Multi-screen film in Secondary pumping station De Fabriek
The multi-screen film on display at De Fabriek Auxiliary Pumping Station takes you on a quick journey through the history of Kinderdijk. Find out how Kinderdijk (‘Children’s Dike’) got its name.
The film is featured across multiple screens, with English, Japanese, French, and German versions available at your request. A motley crew of historical characters explain how the windmill complex came about, why the name ‘Kinderdijk’ actually means ‘Children’s Dike’, and just how vital proper water management is for the Netherlands, since large parts of the country are below sea level. It is no longer mandatory to keep 1.5 meters distance, but do give each other some space.

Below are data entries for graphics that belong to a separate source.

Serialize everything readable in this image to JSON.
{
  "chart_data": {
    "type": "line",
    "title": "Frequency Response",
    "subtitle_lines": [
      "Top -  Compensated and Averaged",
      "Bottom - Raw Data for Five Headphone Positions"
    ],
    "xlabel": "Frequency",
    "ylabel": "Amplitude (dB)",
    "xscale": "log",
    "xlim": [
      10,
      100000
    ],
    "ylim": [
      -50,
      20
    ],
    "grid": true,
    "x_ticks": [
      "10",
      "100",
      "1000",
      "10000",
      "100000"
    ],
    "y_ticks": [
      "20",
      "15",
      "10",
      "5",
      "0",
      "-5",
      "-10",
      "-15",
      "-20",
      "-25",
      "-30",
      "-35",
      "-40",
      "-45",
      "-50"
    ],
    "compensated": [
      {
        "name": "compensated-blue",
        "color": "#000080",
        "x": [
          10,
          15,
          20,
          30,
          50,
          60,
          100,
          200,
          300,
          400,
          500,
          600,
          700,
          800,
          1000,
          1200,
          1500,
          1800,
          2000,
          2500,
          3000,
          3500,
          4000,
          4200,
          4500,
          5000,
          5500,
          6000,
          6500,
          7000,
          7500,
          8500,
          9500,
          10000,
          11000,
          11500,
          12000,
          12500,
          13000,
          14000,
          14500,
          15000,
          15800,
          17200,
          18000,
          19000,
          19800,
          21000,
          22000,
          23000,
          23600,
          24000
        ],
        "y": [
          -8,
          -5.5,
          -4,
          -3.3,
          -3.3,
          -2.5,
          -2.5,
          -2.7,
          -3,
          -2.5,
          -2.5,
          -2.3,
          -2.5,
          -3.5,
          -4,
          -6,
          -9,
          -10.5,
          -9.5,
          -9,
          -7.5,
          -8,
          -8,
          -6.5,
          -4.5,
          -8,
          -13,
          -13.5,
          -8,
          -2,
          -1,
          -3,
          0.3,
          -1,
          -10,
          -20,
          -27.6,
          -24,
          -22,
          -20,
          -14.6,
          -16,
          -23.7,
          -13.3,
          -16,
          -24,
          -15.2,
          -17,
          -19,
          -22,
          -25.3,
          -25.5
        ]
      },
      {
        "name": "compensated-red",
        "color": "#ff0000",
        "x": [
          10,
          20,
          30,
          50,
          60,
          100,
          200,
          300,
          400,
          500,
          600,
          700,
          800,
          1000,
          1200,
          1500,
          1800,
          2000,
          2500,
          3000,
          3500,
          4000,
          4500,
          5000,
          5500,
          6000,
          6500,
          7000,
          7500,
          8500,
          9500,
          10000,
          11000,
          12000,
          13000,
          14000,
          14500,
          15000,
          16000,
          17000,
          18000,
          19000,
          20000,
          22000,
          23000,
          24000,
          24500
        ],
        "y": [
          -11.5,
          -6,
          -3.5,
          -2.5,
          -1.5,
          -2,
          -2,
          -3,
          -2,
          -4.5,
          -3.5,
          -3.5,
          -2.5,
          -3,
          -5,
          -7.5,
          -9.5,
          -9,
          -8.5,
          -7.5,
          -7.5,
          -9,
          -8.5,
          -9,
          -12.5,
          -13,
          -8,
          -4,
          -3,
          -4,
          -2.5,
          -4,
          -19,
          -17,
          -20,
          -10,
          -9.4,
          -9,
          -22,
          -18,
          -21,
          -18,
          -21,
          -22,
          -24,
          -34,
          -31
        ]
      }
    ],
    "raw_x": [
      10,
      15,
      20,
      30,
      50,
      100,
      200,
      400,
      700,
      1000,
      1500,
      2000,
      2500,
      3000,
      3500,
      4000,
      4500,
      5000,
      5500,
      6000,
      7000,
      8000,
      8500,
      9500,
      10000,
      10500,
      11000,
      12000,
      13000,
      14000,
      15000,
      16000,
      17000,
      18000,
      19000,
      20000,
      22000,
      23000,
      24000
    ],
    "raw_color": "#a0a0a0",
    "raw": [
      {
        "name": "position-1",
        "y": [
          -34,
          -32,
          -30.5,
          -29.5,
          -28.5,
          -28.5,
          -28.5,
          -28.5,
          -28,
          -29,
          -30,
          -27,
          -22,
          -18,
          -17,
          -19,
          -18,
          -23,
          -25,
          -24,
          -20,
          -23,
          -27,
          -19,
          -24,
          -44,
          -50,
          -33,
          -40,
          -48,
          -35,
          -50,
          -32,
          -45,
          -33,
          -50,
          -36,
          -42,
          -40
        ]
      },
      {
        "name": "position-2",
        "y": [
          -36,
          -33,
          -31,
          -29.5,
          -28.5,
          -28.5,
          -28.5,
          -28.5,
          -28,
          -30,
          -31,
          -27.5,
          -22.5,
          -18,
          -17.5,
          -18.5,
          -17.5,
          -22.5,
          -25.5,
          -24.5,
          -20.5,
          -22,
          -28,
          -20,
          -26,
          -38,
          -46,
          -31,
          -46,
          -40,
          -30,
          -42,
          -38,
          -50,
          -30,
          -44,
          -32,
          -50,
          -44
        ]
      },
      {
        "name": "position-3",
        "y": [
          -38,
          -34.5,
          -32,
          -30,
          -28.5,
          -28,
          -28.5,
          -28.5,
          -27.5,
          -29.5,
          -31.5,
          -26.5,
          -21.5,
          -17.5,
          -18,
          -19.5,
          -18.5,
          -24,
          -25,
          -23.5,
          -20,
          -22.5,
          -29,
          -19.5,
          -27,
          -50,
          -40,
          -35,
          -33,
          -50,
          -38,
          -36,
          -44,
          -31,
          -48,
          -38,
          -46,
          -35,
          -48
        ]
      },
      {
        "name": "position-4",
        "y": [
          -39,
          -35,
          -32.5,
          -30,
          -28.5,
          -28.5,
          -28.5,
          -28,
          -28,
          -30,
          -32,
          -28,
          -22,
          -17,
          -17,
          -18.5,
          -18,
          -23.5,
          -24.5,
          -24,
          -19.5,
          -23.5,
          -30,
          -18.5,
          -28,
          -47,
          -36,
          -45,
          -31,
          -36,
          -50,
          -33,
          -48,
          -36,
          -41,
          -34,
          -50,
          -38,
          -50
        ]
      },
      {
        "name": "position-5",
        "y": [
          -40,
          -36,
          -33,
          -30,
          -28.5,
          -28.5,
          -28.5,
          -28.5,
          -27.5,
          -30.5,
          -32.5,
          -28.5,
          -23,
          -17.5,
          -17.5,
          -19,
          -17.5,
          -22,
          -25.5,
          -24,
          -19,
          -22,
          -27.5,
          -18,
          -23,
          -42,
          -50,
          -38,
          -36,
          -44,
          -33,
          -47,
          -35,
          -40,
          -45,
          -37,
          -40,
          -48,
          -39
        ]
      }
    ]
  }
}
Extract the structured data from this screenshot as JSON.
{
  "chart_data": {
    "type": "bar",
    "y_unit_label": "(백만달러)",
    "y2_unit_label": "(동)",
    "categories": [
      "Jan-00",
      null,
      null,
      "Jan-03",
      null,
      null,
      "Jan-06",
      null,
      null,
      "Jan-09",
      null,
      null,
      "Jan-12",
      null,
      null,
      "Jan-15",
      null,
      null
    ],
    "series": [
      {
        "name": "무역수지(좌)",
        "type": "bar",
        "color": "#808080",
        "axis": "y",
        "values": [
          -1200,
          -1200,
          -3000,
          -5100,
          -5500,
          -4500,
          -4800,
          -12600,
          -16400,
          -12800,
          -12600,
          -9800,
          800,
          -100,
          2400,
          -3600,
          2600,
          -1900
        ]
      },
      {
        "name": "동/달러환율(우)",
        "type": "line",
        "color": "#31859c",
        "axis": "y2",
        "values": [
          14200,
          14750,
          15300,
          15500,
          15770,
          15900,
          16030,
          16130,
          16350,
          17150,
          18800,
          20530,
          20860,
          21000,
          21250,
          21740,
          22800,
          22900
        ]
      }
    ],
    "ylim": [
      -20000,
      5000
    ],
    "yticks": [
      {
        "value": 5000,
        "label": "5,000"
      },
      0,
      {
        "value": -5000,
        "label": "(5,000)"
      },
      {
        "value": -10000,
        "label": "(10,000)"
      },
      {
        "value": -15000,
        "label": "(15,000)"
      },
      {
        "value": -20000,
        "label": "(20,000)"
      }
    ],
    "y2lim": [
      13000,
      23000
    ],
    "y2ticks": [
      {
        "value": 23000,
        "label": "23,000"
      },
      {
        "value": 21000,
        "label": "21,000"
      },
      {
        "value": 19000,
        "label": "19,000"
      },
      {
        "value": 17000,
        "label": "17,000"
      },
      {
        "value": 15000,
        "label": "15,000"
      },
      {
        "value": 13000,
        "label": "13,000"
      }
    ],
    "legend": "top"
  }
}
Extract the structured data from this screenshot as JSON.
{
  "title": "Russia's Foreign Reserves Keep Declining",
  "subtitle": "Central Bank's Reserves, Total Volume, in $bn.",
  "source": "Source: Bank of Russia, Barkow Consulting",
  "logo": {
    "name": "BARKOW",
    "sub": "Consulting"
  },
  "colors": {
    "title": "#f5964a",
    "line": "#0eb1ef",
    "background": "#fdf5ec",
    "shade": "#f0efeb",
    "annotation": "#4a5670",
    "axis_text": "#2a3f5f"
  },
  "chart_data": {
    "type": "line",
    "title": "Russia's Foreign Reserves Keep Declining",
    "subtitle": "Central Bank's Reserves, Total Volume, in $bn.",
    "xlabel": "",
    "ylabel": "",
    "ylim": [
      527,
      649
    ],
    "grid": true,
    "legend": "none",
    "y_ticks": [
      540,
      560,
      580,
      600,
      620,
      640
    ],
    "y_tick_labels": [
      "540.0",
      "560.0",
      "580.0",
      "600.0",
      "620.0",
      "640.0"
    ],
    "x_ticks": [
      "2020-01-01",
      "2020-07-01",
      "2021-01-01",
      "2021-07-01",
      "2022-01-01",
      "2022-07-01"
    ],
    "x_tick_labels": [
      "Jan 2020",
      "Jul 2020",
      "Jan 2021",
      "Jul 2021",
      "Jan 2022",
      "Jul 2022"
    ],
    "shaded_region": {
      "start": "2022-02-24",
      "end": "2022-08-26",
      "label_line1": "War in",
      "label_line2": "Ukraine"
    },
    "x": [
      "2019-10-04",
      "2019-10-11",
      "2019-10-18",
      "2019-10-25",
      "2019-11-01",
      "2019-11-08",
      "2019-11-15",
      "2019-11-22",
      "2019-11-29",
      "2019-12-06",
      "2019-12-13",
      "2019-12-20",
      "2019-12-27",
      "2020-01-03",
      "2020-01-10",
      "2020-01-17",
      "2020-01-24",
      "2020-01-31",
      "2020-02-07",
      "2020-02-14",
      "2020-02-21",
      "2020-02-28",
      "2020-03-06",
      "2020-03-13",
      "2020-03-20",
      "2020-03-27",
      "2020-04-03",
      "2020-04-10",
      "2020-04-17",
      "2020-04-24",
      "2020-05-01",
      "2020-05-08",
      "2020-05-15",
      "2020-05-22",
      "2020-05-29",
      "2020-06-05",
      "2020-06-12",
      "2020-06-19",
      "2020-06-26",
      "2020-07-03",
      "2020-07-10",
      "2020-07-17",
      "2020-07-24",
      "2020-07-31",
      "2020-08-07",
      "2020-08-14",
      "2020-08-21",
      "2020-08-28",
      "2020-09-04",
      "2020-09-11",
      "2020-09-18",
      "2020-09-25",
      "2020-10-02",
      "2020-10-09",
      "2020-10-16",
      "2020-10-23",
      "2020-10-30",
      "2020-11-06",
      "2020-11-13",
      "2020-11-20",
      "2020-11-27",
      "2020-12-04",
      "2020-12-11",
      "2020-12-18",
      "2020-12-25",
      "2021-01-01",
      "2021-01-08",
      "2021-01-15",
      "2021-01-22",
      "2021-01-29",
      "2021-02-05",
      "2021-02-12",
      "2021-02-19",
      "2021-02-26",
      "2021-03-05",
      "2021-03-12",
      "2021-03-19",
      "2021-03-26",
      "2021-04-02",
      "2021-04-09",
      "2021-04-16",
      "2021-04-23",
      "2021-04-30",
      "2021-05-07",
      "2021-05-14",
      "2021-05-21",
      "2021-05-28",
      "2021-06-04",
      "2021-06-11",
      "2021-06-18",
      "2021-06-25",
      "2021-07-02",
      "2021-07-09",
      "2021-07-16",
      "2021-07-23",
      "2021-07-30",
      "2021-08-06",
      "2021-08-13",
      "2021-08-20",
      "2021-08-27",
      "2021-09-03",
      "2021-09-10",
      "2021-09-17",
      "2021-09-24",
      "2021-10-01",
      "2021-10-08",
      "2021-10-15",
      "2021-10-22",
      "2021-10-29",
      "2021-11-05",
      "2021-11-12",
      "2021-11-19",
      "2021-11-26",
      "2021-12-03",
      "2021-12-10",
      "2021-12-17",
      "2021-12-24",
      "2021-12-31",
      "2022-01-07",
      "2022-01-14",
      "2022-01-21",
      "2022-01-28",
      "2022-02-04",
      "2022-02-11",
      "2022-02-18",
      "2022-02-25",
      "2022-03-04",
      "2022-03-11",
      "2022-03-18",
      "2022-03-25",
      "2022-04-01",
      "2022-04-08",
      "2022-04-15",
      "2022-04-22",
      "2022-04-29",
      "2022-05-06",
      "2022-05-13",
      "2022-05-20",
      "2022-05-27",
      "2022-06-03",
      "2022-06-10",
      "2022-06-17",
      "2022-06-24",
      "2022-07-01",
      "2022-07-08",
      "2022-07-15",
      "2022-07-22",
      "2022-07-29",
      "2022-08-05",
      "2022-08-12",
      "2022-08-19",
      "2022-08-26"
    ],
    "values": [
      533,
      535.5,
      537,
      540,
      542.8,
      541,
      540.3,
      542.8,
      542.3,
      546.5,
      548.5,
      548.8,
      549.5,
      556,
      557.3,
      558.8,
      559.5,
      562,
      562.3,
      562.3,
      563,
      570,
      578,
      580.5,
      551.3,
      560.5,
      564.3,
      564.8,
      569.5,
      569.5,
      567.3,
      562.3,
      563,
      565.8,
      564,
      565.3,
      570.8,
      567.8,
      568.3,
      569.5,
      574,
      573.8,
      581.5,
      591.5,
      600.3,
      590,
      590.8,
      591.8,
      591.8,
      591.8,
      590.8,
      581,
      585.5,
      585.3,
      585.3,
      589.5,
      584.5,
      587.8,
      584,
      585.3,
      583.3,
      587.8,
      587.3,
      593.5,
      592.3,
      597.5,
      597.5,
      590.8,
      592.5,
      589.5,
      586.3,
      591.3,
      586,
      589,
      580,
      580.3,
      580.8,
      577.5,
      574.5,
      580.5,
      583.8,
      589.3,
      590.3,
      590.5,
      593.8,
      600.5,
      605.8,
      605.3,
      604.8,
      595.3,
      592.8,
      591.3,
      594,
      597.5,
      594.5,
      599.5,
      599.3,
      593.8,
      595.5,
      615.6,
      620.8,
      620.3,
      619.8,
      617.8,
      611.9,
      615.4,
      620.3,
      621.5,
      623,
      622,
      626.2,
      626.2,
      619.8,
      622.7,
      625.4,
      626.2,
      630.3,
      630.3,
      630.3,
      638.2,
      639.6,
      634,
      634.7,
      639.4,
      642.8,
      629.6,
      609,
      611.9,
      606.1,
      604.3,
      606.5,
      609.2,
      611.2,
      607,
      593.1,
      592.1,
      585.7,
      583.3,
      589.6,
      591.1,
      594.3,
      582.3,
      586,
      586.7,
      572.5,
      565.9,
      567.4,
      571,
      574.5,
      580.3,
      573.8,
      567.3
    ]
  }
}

Secondary pumping station De Fabriek is one of three buildings comprising the entrance zone newly opened in April 2019. This imposing structure occupies a prime spot along the Overwaard’s Lower Basin. This is in fact a replica of the actual auxiliary pumping station that used to be on this very same spot up until 1995, when it was torn down. The decision to demolish the original building was made after the completion of the new G.N. Kok pumping station, which took over its part in regional water management. At the time, nobody thought it was necessary to find a new purpose for the old pumping station.
A special feature of the original secondary pumping station, which was used since 1953 to support the Wisboom facility, were its set of three pumps. These were machines left behind by US forces abandoning the area after the Second World War was over.